I solved this issue already. Basically, there are two methods (three, plus your idea:D).
These ideas are mostly based on DistributedSampler and DistributedDataParallel . Using the DistributedSampler, a subset of data can be loaded correctly in this process.

We can either use torch.multiprocessing to spawn a process manually to launch our training procedure,

def main():
   # Args defintion and loading
    os.environ['MASTER_ADDR'] = 'localhost'
    os.environ['MASTER_PORT'] = '8080'
    mp.spawn(train, nprocs=args.num_gpus, args=(args,))

def train(gpu, args):
    # Initialize the distributed package&group
    torch.distributed.init_process_group(backend='nccl', init_method='env://', world_size=args.world_size, rank=args.local_rank)
    torch.manual_seed(0)

    # Initial model
    model = RCNN(cfg)
    torch.cuda.set_device(gpu)
    model.cuda(gpu)
    
    # Wrap the model
    model = torch.nn.parallel.DistributedDataParallel(model, device_ids=[gpu])

    # Initial dataset
    dataset = Dataset(cfg, is_train=True, split="train")

    # Kick-off iteration
    for epoch in range(cfg.TRAIN.MAX_EPOCH):
        loader = setup_dataloader(dataset,  is_distributed=True, epoch)
            
        for _, blobs in enumerate(loader):
             loss_dict = model.forward(blobs)
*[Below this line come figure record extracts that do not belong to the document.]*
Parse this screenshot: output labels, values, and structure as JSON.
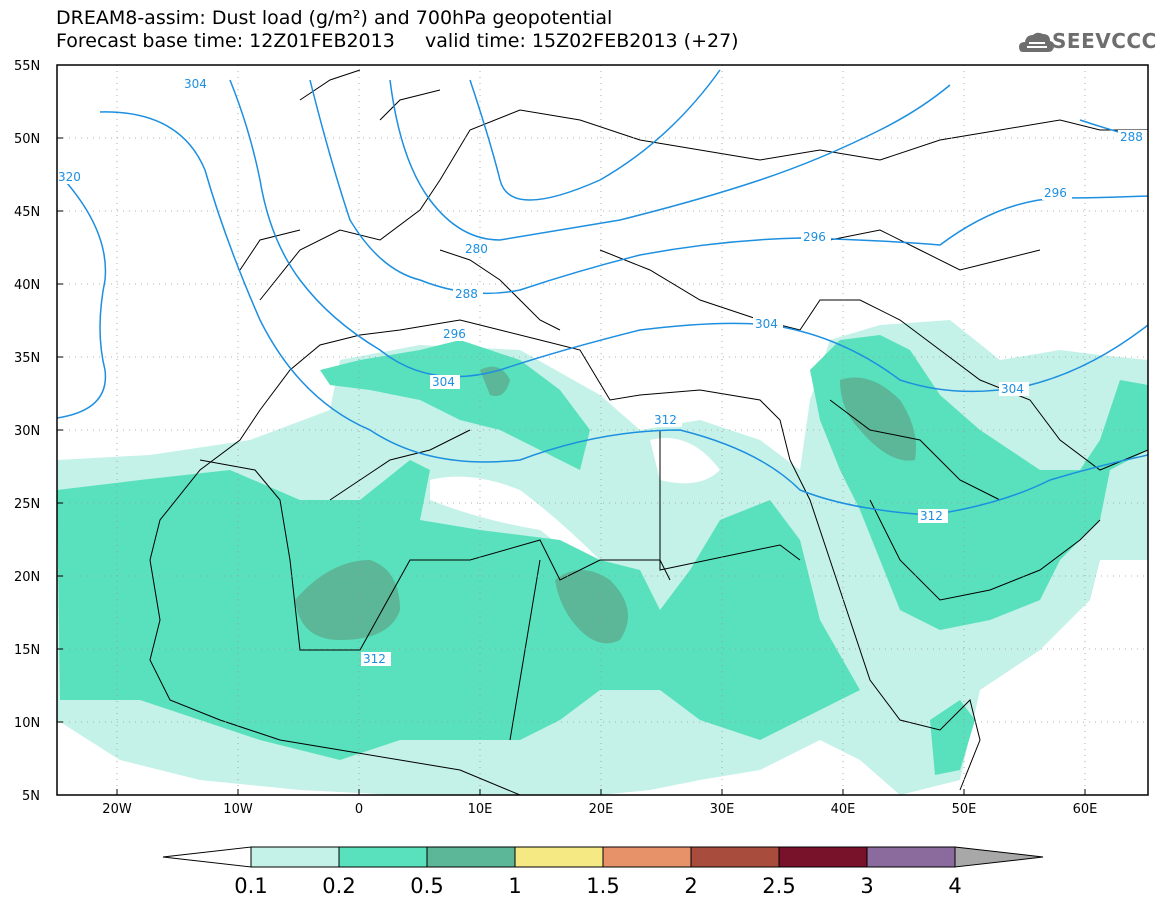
{
  "header": {
    "line1": "DREAM8-assim: Dust load (g/m²) and 700hPa geopotential",
    "line2": "Forecast base time: 12Z01FEB2013     valid time: 15Z02FEB2013 (+27)",
    "logo_text": "SEEVCCC"
  },
  "map": {
    "projection": "lat-lon",
    "lon_range": [
      -25,
      65
    ],
    "lat_range": [
      5,
      55
    ],
    "lat_labels": [
      "55N",
      "50N",
      "45N",
      "40N",
      "35N",
      "30N",
      "25N",
      "20N",
      "15N",
      "10N",
      "5N"
    ],
    "lon_labels": [
      "20W",
      "10W",
      "0",
      "10E",
      "20E",
      "30E",
      "40E",
      "50E",
      "60E"
    ],
    "gridlines": "dotted",
    "geopotential_contour_labels": [
      "304",
      "320",
      "296",
      "288",
      "280",
      "288",
      "296",
      "304",
      "312",
      "312",
      "304",
      "296",
      "312",
      "288"
    ],
    "contour_color": "#1d8fe0"
  },
  "colorbar": {
    "labels": [
      "0.1",
      "0.2",
      "0.5",
      "1",
      "1.5",
      "2",
      "2.5",
      "3",
      "4"
    ],
    "colors": [
      "#ffffff",
      "#c4f1e8",
      "#58e1bc",
      "#5bb797",
      "#f4e983",
      "#e8926a",
      "#a84c3e",
      "#78112a",
      "#8b6a9e",
      "#a8a8a8"
    ]
  },
  "icons": {
    "logo": "cloud-logo-icon"
  }
}
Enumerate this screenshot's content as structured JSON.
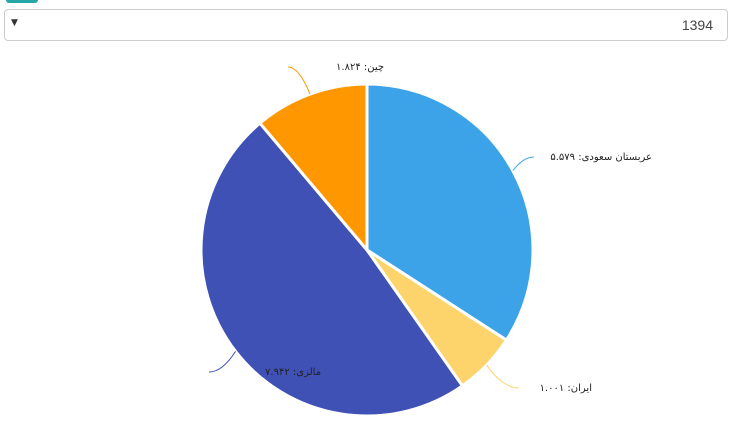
{
  "dropdown": {
    "value": "1394"
  },
  "chart_data": {
    "type": "pie",
    "categories": [
      "عربستان سعودی:",
      "ایران:",
      "مالزی:",
      "چین:"
    ],
    "values": [
      5.579,
      1.001,
      7.942,
      1.824
    ],
    "value_labels": [
      "۵.۵۷۹",
      "۱.۰۰۱",
      "۷.۹۴۲",
      "۱.۸۲۴"
    ],
    "colors": [
      "#3ca3e8",
      "#fdd36b",
      "#3f51b5",
      "#ff9800"
    ]
  }
}
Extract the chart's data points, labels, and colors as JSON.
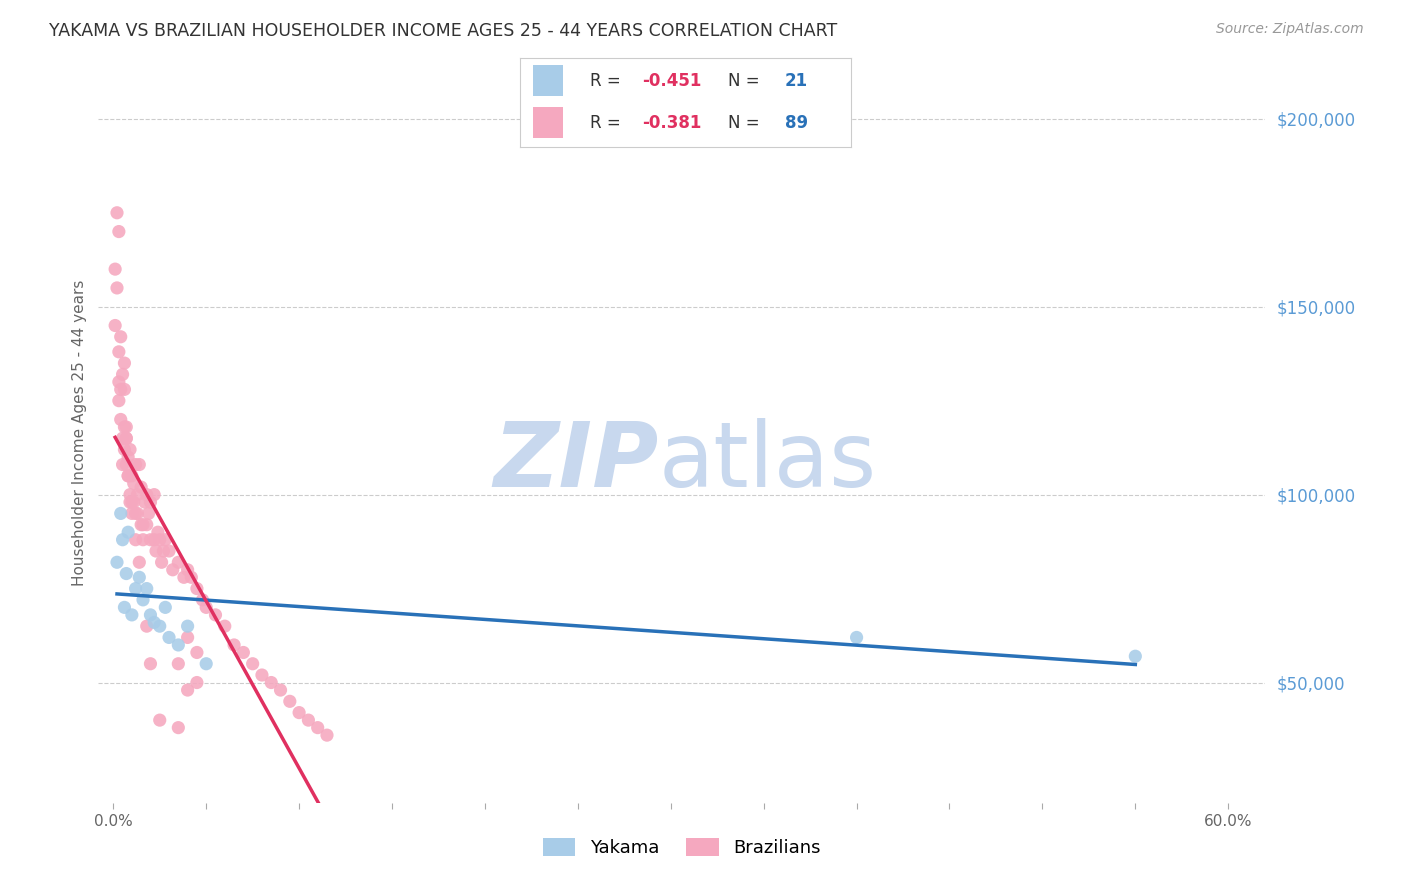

if __name__ == "__main__":
    main()

Passing args by using:

python3  tools/train_mp.py  --num_gpus 2

or we can use what torch already encapsulated:

class TrainingWrapper(object):
    def __init__(self, args):
        self.setup_logging()
        self.args = args

        # Initialize the distributed package&group
        self.num_gpus = torch.cuda.device_count()
        print("world_size:%d\local_rank:%d" % (args.num_gpus, args.local_rank))
        self.distributed = self.num_gpus > 1
        if self.distributed:
            torch.distributed.init_process_group(
                backend="nccl",
                init_method="env://",
                world_size=args.num_gpus,
                rank=args.local_rank
            )
        self.device = args.local_rank 
        
       # This line is very important!
        torch.cuda.set_device(self.device)

        # Initial model
        model = RCNN(cfg)

        # Distributed learning
        if self.distributed:
            model = torch.nn.parallel.DistributedDataParallel(
                model.cuda(self.device),
                device_ids=[self.args.local_rank],
                output_device=[self.args.local_rank],
                broadcast_buffers=False
            )
        else:
            model = torch.nn.DataParallel(model).cuda()

    def train(self):

        # Initial dataset
         dataset = Dataset(cfg, is_train=True, split="train")

        # Kick-off iteration
       for epoch in range(cfg.TRAIN.MAX_EPOCH):
            loader = setup_dataloader(dataset,  is_distributed=True, epoch)
            
            for _, blobs in enumerate(loader):
                 loss_dict = model.forward(blobs)

if  __name__ == "__main__":
    trainer = TrainingWrapper()
    trainer.train()

And passing following args for this above script:

python3 -m torch.distributed.launch --nproc_per_node=2 tools/train_ddp.py  --exp_id boa --config_file experiments/config.yaml --num_gpus 2

As so far, I can just use list of dict objects in order to feed the data in model.
Hopefully it helps somebody else somehow.